Vietnam's ambassador to the United States has called on President Barack Obama to fully lift a "lethal weapons" embargo on the Southeast Asian nation.
Addressing the recent Vietnam War Summit in Austin, Texas, Ambassador Pham Quang Vinh said Obama's planned visit this month only underscores the strength of U.S.-Vietnamese relations, and that a full relaxation of the ban should reflect that level of trust.
"Today, Vietnam and the U.S. have a solid foundation for a stronger partnership," he said. "Vietnam urges the U.S. to fully lift the lethal weapons ban, [because] Vietnam believes that this element of barrier of the past should be removed to reflect our full normalization of relations started two decades ago, and the current level of our comprehensive partnership."
On the day Vinh spoke, U.S. Defense Secretary Ash Carter said in a Senate Armed Services Committee hearing that he would support lifting restrictions on the sale of weapons to Vietnam.
The U.S. partially lifted its three decade ban on lethal arms sales to Vietnam in October 2014, immediately after Foreign Minister Pham Binh Minh, who also is deputy prime minister, met with Secretary of State John Kerry in Washington.
The sudden shift in policy drew criticism from various rights groups, including New York-based Human Rights Watch, which has long protested Hanoi's treatment of opposition figures and ethnic and religious minorities.

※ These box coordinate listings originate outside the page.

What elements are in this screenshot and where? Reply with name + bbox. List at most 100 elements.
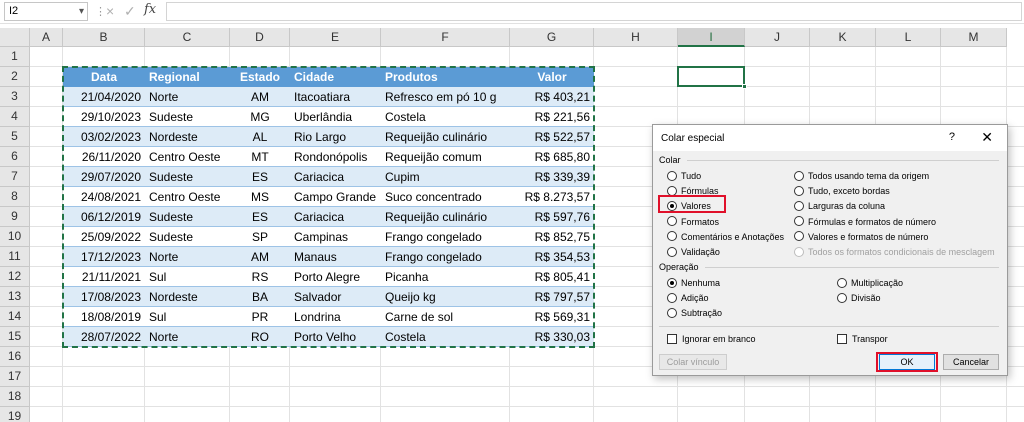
dialog-title: Colar especial (661, 133, 725, 144)
ignorar-em-branco-checkbox[interactable]: Ignorar em branco (667, 333, 756, 346)
row-header[interactable]: 3 (0, 87, 30, 107)
highlight-valores-box (658, 195, 726, 213)
insert-function-icon[interactable]: fx (144, 2, 156, 17)
radio-label: Larguras da coluna (808, 201, 886, 212)
cancel-icon[interactable]: × (106, 3, 114, 19)
group-divider (687, 160, 999, 161)
row-header[interactable]: 5 (0, 127, 30, 147)
row-header[interactable]: 8 (0, 187, 30, 207)
row-header[interactable]: 6 (0, 147, 30, 167)
row-header[interactable]: 14 (0, 307, 30, 327)
drag-handle-icon: ⋮ (95, 6, 106, 18)
radio-option[interactable]: Fórmulas e formatos de número (794, 216, 936, 229)
radio-option[interactable]: Adição (667, 292, 709, 305)
copy-marquee (62, 66, 595, 348)
transpor-label: Transpor (852, 334, 888, 344)
row-header[interactable]: 15 (0, 327, 30, 347)
column-header[interactable]: H (594, 28, 678, 47)
formula-bar: I2 ▾ ⋮ × ✓ fx (0, 0, 1024, 24)
chevron-down-icon[interactable]: ▾ (79, 3, 84, 20)
formula-input[interactable] (166, 2, 1022, 21)
paste-special-dialog: Colar especial ? ✕ Colar Tudo Fórmulas Val… (652, 124, 1008, 376)
radio-option[interactable]: Divisão (837, 292, 881, 305)
row-header[interactable]: 16 (0, 347, 30, 367)
transpor-checkbox[interactable]: Transpor (837, 333, 888, 346)
radio-button-icon (837, 277, 847, 288)
row-header[interactable]: 2 (0, 67, 30, 87)
column-header[interactable]: F (381, 28, 510, 47)
column-header[interactable]: G (510, 28, 594, 47)
radio-button-icon (794, 185, 804, 196)
radio-option[interactable]: Tudo (667, 170, 701, 183)
column-header[interactable]: J (745, 28, 810, 47)
ignorar-label: Ignorar em branco (682, 334, 756, 344)
radio-button-icon (794, 201, 804, 212)
column-header[interactable]: B (63, 28, 145, 47)
column-header[interactable]: D (230, 28, 290, 47)
radio-button-icon (667, 170, 677, 181)
radio-button-icon (667, 277, 677, 288)
colar-group-label: Colar (659, 155, 681, 165)
radio-button-icon (794, 246, 804, 257)
excel-window: I2 ▾ ⋮ × ✓ fx A B C D E F G H I J K L M 1 2 3 4 5 6 7 8 9 10 11… (0, 0, 1024, 422)
column-header[interactable]: L (876, 28, 941, 47)
column-header[interactable]: C (145, 28, 230, 47)
checkbox-icon (837, 333, 847, 344)
radio-label: Valores e formatos de número (808, 231, 929, 242)
close-icon[interactable]: ✕ (981, 129, 993, 146)
group-divider (705, 267, 999, 268)
radio-option[interactable]: Validação (667, 246, 720, 259)
radio-option: Todos os formatos condicionais de mescla… (794, 246, 995, 259)
radio-label: Todos usando tema da origem (808, 171, 930, 181)
radio-option[interactable]: Larguras da coluna (794, 200, 885, 213)
confirm-icon[interactable]: ✓ (124, 3, 136, 19)
radio-option[interactable]: Valores e formatos de número (794, 231, 928, 244)
select-all-corner[interactable] (0, 28, 30, 47)
radio-button-icon (667, 216, 677, 227)
column-header[interactable]: K (810, 28, 876, 47)
radio-label: Todos os formatos condicionais de mescla… (808, 247, 995, 257)
radio-option[interactable]: Todos usando tema da origem (794, 170, 929, 183)
active-cell[interactable] (677, 66, 747, 89)
radio-option[interactable]: Comentários e Anotações (667, 231, 784, 244)
row-header[interactable]: 19 (0, 407, 30, 422)
radio-label: Divisão (851, 293, 881, 303)
radio-label: Formatos (681, 216, 720, 227)
column-header[interactable]: I (678, 28, 745, 47)
dialog-title-bar: Colar especial ? ✕ (653, 125, 1007, 151)
radio-option[interactable]: Formatos (667, 216, 719, 229)
row-header[interactable]: 1 (0, 47, 30, 67)
fill-handle[interactable] (742, 84, 747, 89)
radio-label: Adição (681, 293, 709, 303)
row-header[interactable]: 13 (0, 287, 30, 307)
row-header[interactable]: 4 (0, 107, 30, 127)
radio-button-icon (837, 292, 847, 303)
highlight-ok-box (876, 352, 938, 372)
column-header[interactable]: M (941, 28, 1007, 47)
radio-label: Fórmulas e formatos de número (808, 216, 937, 227)
group-divider (659, 326, 999, 327)
radio-button-icon (794, 170, 804, 181)
cancelar-button[interactable]: Cancelar (943, 354, 999, 370)
radio-button-icon (667, 231, 677, 242)
column-header[interactable]: A (30, 28, 63, 47)
row-header[interactable]: 10 (0, 227, 30, 247)
row-header[interactable]: 18 (0, 387, 30, 407)
row-header[interactable]: 17 (0, 367, 30, 387)
radio-option[interactable]: Tudo, exceto bordas (794, 185, 890, 198)
radio-option[interactable]: Nenhuma (667, 277, 720, 290)
radio-option[interactable]: Subtração (667, 307, 722, 320)
colar-vinculo-button[interactable]: Colar vínculo (659, 354, 727, 370)
radio-label: Multiplicação (851, 278, 904, 288)
row-header[interactable]: 11 (0, 247, 30, 267)
radio-label: Tudo, exceto bordas (808, 186, 890, 197)
radio-button-icon (794, 231, 804, 242)
column-header[interactable]: E (290, 28, 381, 47)
row-header[interactable]: 12 (0, 267, 30, 287)
help-icon[interactable]: ? (949, 131, 955, 143)
row-header[interactable]: 7 (0, 167, 30, 187)
radio-button-icon (667, 246, 677, 257)
row-header[interactable]: 9 (0, 207, 30, 227)
radio-option[interactable]: Multiplicação (837, 277, 903, 290)
name-box[interactable]: I2 ▾ (4, 2, 88, 21)
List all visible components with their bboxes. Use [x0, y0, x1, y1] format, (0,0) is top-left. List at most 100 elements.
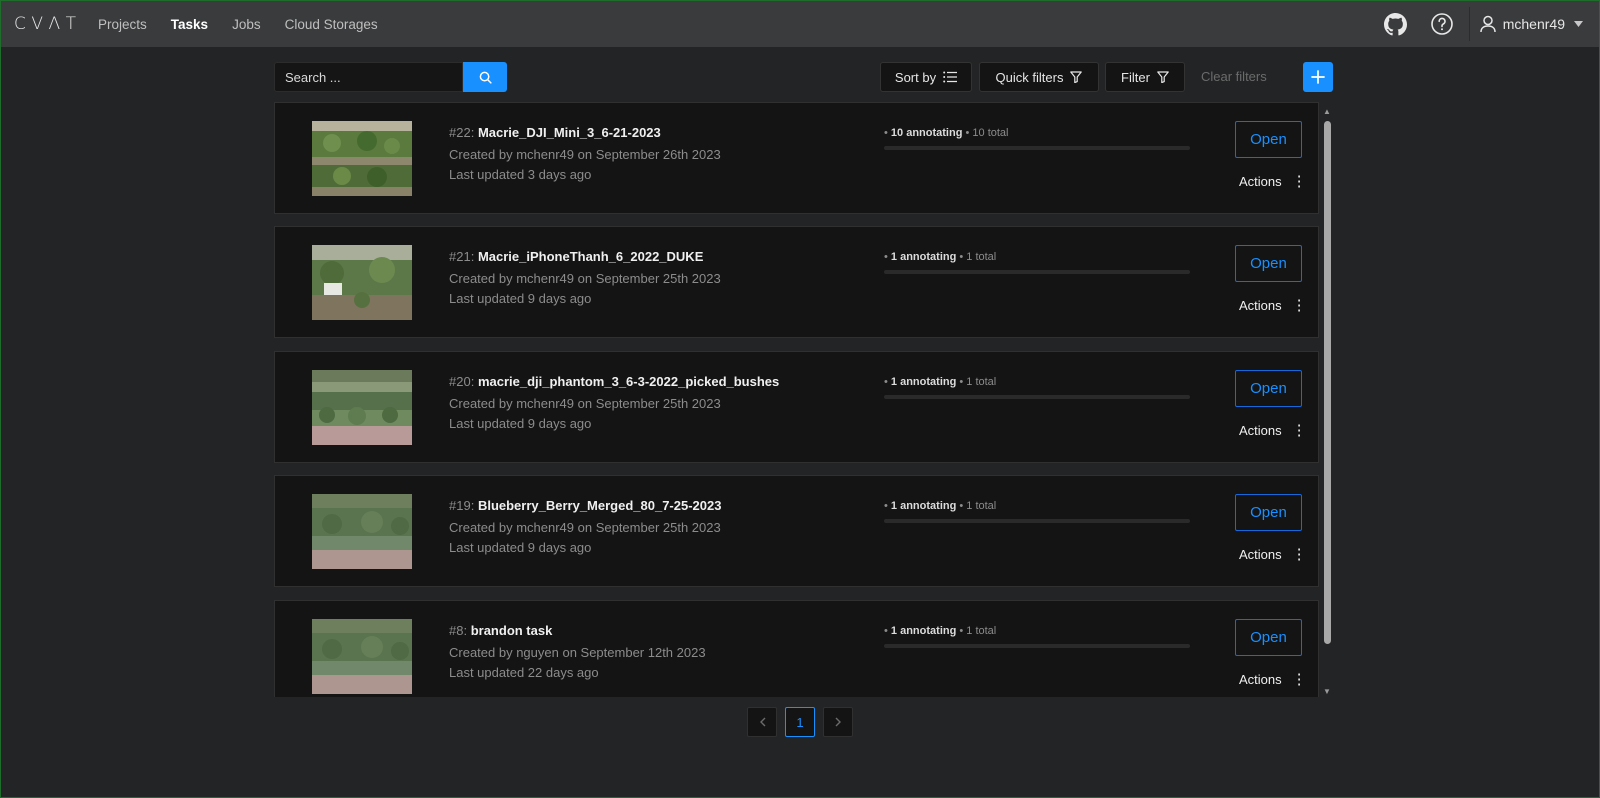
task-info: #22: Macrie_DJI_Mini_3_6-21-2023 Created…	[449, 125, 721, 185]
caret-down-icon	[1574, 21, 1583, 27]
task-updated: Last updated 22 days ago	[449, 665, 599, 680]
task-info: #21: Macrie_iPhoneThanh_6_2022_DUKE Crea…	[449, 249, 721, 309]
job-status-text: • 1 annotating • 1 total	[884, 625, 997, 637]
annotating-count: 1 annotating	[890, 625, 957, 637]
open-button[interactable]: Open	[1235, 121, 1302, 158]
chevron-left-icon	[759, 717, 765, 727]
task-updated: Last updated 9 days ago	[449, 540, 592, 555]
more-vertical-icon: ⋮	[1291, 671, 1307, 688]
job-status-text: • 1 annotating • 1 total	[884, 500, 997, 512]
task-name: brandon task	[470, 623, 553, 638]
filter-icon	[1070, 71, 1083, 83]
task-thumbnail[interactable]	[312, 494, 412, 569]
task-updated: Last updated 3 days ago	[449, 167, 592, 182]
sort-by-button[interactable]: Sort by	[880, 62, 972, 92]
actions-menu[interactable]: Actions ⋮	[1239, 672, 1307, 687]
next-page-button[interactable]	[823, 707, 853, 737]
progress-bar	[884, 519, 1190, 523]
logo-letter-t: T	[65, 14, 76, 34]
github-icon[interactable]	[1383, 11, 1409, 37]
task-name: Macrie_DJI_Mini_3_6-21-2023	[477, 125, 661, 140]
main-nav: Projects Tasks Jobs Cloud Storages	[98, 17, 402, 32]
task-card: #21: Macrie_iPhoneThanh_6_2022_DUKE Crea…	[274, 226, 1319, 338]
top-navbar: C V Λ T Projects Tasks Jobs Cloud Storag…	[1, 1, 1599, 47]
actions-menu[interactable]: Actions ⋮	[1239, 174, 1307, 189]
task-created: Created by mchenr49 on September 25th 20…	[449, 396, 721, 411]
filter-button[interactable]: Filter	[1105, 62, 1185, 92]
cvat-logo[interactable]: C V Λ T	[14, 14, 76, 34]
actions-label: Actions	[1239, 547, 1282, 562]
task-thumbnail[interactable]	[312, 121, 412, 196]
job-progress: • 1 annotating • 1 total	[884, 376, 1190, 399]
annotating-count: 10 annotating	[890, 127, 963, 139]
task-updated: Last updated 9 days ago	[449, 416, 592, 431]
sort-by-label: Sort by	[894, 69, 937, 85]
nav-tasks[interactable]: Tasks	[171, 17, 208, 32]
actions-menu[interactable]: Actions ⋮	[1239, 298, 1307, 313]
task-id: #21:	[449, 249, 475, 264]
user-menu[interactable]: mchenr49	[1479, 15, 1583, 33]
header-divider	[1468, 7, 1470, 41]
list-scrollbar[interactable]: ▲ ▼	[1321, 105, 1333, 697]
actions-label: Actions	[1239, 298, 1282, 313]
create-task-button[interactable]	[1303, 62, 1333, 92]
task-name: Blueberry_Berry_Merged_80_7-25-2023	[477, 498, 722, 513]
user-icon	[1479, 15, 1496, 33]
scroll-down-arrow-icon[interactable]: ▼	[1321, 685, 1333, 697]
task-created: Created by mchenr49 on September 25th 20…	[449, 271, 721, 286]
open-button[interactable]: Open	[1235, 370, 1302, 407]
task-title[interactable]: #20: macrie_dji_phantom_3_6-3-2022_picke…	[449, 374, 779, 390]
actions-menu[interactable]: Actions ⋮	[1239, 547, 1307, 562]
open-button[interactable]: Open	[1235, 494, 1302, 531]
search-button[interactable]	[463, 62, 507, 92]
scroll-up-arrow-icon[interactable]: ▲	[1321, 105, 1333, 117]
task-id: #22:	[449, 125, 475, 140]
quick-filters-label: Quick filters	[995, 69, 1064, 85]
open-button[interactable]: Open	[1235, 619, 1302, 656]
filter-icon	[1157, 71, 1169, 83]
task-info: #8: brandon task Created by nguyen on Se…	[449, 623, 706, 683]
logo-letter-a: Λ	[48, 14, 61, 34]
username-label: mchenr49	[1502, 16, 1565, 32]
total-count: 1 total	[966, 625, 997, 637]
prev-page-button[interactable]	[747, 707, 777, 737]
page-number-button[interactable]: 1	[785, 707, 815, 737]
nav-projects[interactable]: Projects	[98, 17, 147, 32]
actions-menu[interactable]: Actions ⋮	[1239, 423, 1307, 438]
filter-label: Filter	[1121, 69, 1150, 85]
search-box	[274, 62, 507, 92]
task-id: #8:	[449, 623, 468, 638]
help-icon[interactable]	[1429, 11, 1455, 37]
search-input[interactable]	[274, 62, 463, 92]
task-created: Created by mchenr49 on September 26th 20…	[449, 147, 721, 162]
nav-jobs[interactable]: Jobs	[232, 17, 261, 32]
total-count: 10 total	[972, 127, 1009, 139]
task-thumbnail[interactable]	[312, 619, 412, 694]
task-title[interactable]: #22: Macrie_DJI_Mini_3_6-21-2023	[449, 125, 721, 141]
job-status-text: • 1 annotating • 1 total	[884, 251, 997, 263]
clear-filters-button[interactable]: Clear filters	[1201, 69, 1267, 84]
task-title[interactable]: #21: Macrie_iPhoneThanh_6_2022_DUKE	[449, 249, 721, 265]
task-card: #8: brandon task Created by nguyen on Se…	[274, 600, 1319, 697]
task-name: macrie_dji_phantom_3_6-3-2022_picked_bus…	[477, 374, 780, 389]
annotating-count: 1 annotating	[890, 376, 957, 388]
open-button[interactable]: Open	[1235, 245, 1302, 282]
progress-bar	[884, 146, 1190, 150]
scrollbar-thumb[interactable]	[1324, 121, 1331, 644]
task-id: #19:	[449, 498, 475, 513]
task-title[interactable]: #8: brandon task	[449, 623, 706, 639]
task-title[interactable]: #19: Blueberry_Berry_Merged_80_7-25-2023	[449, 498, 721, 514]
job-progress: • 1 annotating • 1 total	[884, 625, 1190, 648]
annotating-count: 1 annotating	[890, 500, 957, 512]
quick-filters-button[interactable]: Quick filters	[979, 62, 1099, 92]
task-card: #20: macrie_dji_phantom_3_6-3-2022_picke…	[274, 351, 1319, 463]
task-thumbnail[interactable]	[312, 370, 412, 445]
total-count: 1 total	[966, 500, 997, 512]
job-progress: • 10 annotating • 10 total	[884, 127, 1190, 150]
more-vertical-icon: ⋮	[1291, 422, 1307, 439]
nav-cloud-storages[interactable]: Cloud Storages	[285, 17, 378, 32]
task-created: Created by mchenr49 on September 25th 20…	[449, 520, 721, 535]
actions-label: Actions	[1239, 672, 1282, 687]
task-info: #20: macrie_dji_phantom_3_6-3-2022_picke…	[449, 374, 779, 434]
task-thumbnail[interactable]	[312, 245, 412, 320]
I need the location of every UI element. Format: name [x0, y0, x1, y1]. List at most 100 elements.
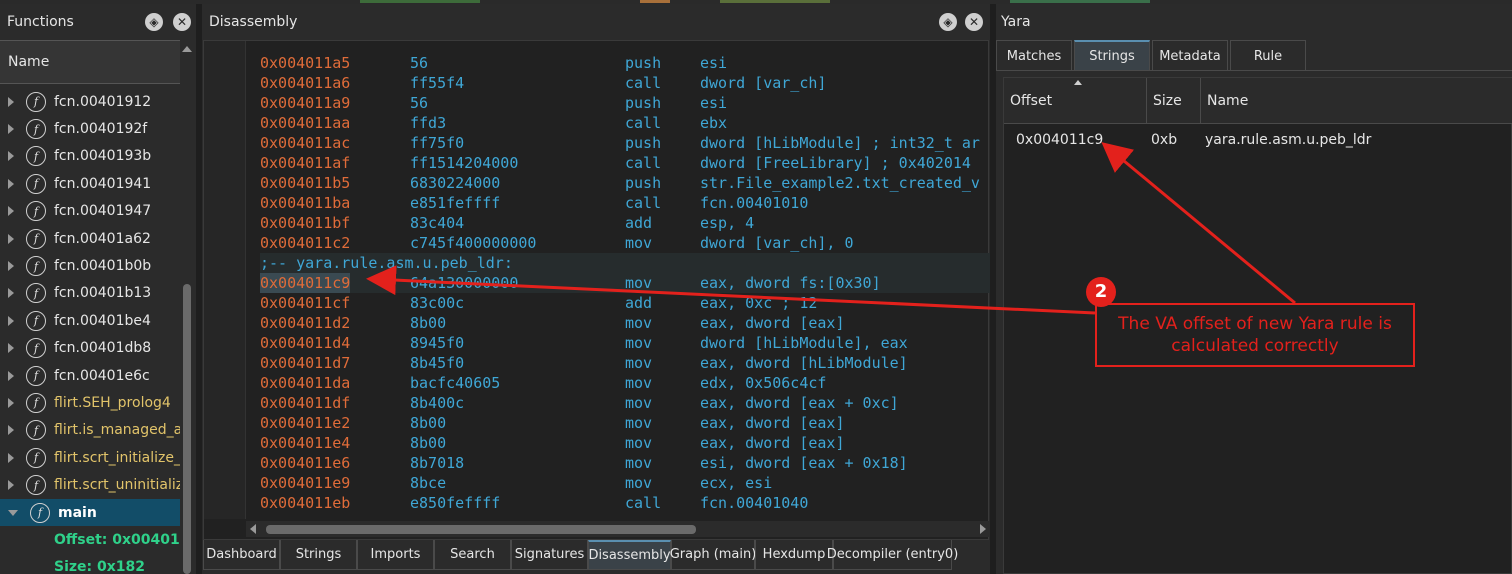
expand-arrow-icon[interactable] [8, 288, 14, 299]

At the time, the State Department described the move as "allowing for the future transfer of maritime security-related" military hardware to its former foe, and said that because the U.S. is aware of human rights concerns about Vietnam, all sales would be reviewed on a case-by-case basis. Vietnam has since faced increasingly aggressive Chinese territorial claims to large swaths of the resource-rich South China Sea, where Vietnamese maritime patrols have faced off against Chinese naval forces on several occasions.
Hanoi has long denied accusations from human rights organizations on media censorship and restricted Internet access, saying it does not jail dissidents, but imprisons only convicted criminals.
Kerry is expected to join the state visit by Obama, who will be the third consecutive U.S. president to make the trip.
Vinh's presence protested
Vinh's presence at the Austin summit in late April was shadowed by protests, both inside and outside the venue.
Addressing the audience, Vinh cited a number of Vietnam's recent achievements, such as expanded Internet access, to which one attendee shouted, "Stop lying." In its latest report, the Communist-ruled country was ranked 175th of 180 nations in Reporters Without Borders' World Press Freedom Index.
Unlike Kerry and former top U.S. diplomat Henry Kissinger, Vinh did not take audience questions after his speech, but left the stage as another audience member shouted, "Freedom for Vietnam!"
Outside the building, dozens of Vietnamese Americans waved flags and shouted slogans in protest of Vinh's invitation to address the summit. Bryan Chu, adviser to the Community of Vietnamese Americans in Houston, said they rallied to "protest Mr. Vinh's presence" as well as to "speak out for the struggle for democracy and human rights in Vietnam."
On the process of reconciliation between Hanoi and the Vietnamese diaspora, especially in the U.S., Chu said it is something the community "would never accept."
"We are completely against the reconciliation idea because, even inside the Communist Party in Vietnam, they do not embrace the idea," he said. "When they captured South Vietnam, they put hundreds of thousands of people in jail and made millions of people leave the country. I, myself, was a boat person who had made six unsuccessful attempts before coming to the U.S.
"Reconciliation is something we [will] never accept until the Communist Vietnamese repeals four articles in the Constitution and releases all prisoners of conscience," he added, referring to the Communist Party's constitutionally inscribed mandate to rule Vietnam.
During his address, Vinh said Vietnamese and U.S. officials have been discussing "remaining differences like human rights."
On April 27, Kerry said Washington and Hanoi will "continue to have differences in opinions, but the good news is that both sides are regularly exchanging ideas, outspokenly and effectively on those differences."
This report was produced in collaboration with VOA's Vietnamese service.